All of this to say, if any self-reflection is due on Obergefell’s identification of the prevailing view of the human person, we would do well to evaluate how the Church has internalized the “old man” view of the individual that the case represents. Too often, our self-understanding fits comfortably within this view: the Church as a voluntary association of autonomous individuals, bound together with the weak bonds of consent. This man is as isolated from one another as much as anyone at the courthouse, in line to apply for a license to marry.   If the Church does not have a self-understanding that is transformed by its union with Christ, if there is no “new corporate man,” then the Church will not build a understanding of the human person, liberty, or community that is any more meaningful than the one it presently repeats.
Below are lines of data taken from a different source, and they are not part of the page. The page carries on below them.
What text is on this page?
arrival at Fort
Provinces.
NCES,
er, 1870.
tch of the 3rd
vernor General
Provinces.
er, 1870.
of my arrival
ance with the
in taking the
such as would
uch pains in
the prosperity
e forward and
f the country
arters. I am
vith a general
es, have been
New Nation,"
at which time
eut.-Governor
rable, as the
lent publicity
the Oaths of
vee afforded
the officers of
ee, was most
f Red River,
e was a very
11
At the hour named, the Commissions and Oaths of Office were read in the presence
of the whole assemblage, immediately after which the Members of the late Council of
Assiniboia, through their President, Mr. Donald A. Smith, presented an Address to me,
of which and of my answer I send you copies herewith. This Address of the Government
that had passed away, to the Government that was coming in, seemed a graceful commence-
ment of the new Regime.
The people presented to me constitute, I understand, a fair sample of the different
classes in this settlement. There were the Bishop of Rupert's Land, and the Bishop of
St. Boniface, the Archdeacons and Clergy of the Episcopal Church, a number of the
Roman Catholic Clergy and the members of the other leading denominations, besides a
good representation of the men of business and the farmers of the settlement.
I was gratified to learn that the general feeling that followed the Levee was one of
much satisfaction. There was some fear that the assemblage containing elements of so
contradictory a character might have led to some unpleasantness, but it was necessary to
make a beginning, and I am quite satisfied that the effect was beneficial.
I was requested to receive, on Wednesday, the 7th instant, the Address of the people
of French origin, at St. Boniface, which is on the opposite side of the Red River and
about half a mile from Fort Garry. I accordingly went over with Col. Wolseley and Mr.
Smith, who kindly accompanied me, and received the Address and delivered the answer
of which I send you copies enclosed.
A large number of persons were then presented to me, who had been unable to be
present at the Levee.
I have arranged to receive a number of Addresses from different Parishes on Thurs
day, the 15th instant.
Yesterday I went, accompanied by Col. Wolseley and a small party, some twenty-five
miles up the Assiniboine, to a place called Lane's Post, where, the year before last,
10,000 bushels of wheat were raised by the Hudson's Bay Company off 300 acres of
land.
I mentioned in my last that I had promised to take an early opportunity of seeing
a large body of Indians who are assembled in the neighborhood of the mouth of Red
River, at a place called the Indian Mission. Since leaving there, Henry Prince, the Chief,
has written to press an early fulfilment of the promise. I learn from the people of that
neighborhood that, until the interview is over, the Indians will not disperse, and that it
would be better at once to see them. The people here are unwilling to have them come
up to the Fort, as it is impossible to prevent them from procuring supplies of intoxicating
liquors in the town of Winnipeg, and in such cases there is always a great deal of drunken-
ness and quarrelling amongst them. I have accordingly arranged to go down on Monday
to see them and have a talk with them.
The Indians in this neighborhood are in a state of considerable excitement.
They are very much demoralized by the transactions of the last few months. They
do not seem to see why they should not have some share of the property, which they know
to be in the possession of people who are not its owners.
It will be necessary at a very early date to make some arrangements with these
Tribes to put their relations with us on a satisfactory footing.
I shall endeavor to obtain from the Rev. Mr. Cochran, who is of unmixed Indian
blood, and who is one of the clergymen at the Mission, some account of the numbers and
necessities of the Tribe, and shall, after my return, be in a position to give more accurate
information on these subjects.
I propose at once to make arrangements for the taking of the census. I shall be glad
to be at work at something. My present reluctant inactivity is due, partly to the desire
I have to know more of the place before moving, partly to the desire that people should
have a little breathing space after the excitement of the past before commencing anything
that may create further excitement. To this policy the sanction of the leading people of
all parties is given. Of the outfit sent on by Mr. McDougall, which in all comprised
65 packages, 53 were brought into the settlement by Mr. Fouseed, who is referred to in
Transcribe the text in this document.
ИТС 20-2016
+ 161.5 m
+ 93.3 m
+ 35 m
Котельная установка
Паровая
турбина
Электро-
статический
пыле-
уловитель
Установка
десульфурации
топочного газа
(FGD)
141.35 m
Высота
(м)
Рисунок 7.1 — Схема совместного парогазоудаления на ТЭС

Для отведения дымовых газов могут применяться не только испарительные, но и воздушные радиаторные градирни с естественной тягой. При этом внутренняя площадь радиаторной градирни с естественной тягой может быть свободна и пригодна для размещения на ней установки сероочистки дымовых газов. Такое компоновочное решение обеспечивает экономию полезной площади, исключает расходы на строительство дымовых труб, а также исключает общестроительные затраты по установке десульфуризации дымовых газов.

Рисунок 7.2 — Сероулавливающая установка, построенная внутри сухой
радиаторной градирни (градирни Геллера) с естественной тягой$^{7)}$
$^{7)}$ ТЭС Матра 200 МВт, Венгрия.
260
Gary Young is a partner atKeating O’Gara in Lincoln Nebraska, and is a member of Theopolis’s Civitas Group. Gary also serves as adjunct professor of Legal Writing at the University of Nebraska College of Law, where he is a Harold W. Kauffman Legal Writing Fellow.


[1] Here, I mean to use the term “reactionary” in its non-pejorative sense.

[2] Dobbs v. Jackson Women’s Health Organization, 597 U.S. 215 (2022).

[3] I am aware that the majority decision had 5 votes. On the matter of judicial authority, the decision had 6 votes, with Chief Justice Roberts providing a concurring opinion on this aspect of the decision.

[4] See, e.g., Alasdair Macintyre, After Virtue (1981); Carl Trueman, The Rise and Triumph of the Modern Self (2020).

[5] See Gary L. Young, “The Church Builds the World,”in Hell Shall Not Prevail, Essays on Ecclesiocentric Postliberalism, Athanasian Press, Eds. James R. Rogers and Peter Leithart, pp. 58-72 (2024).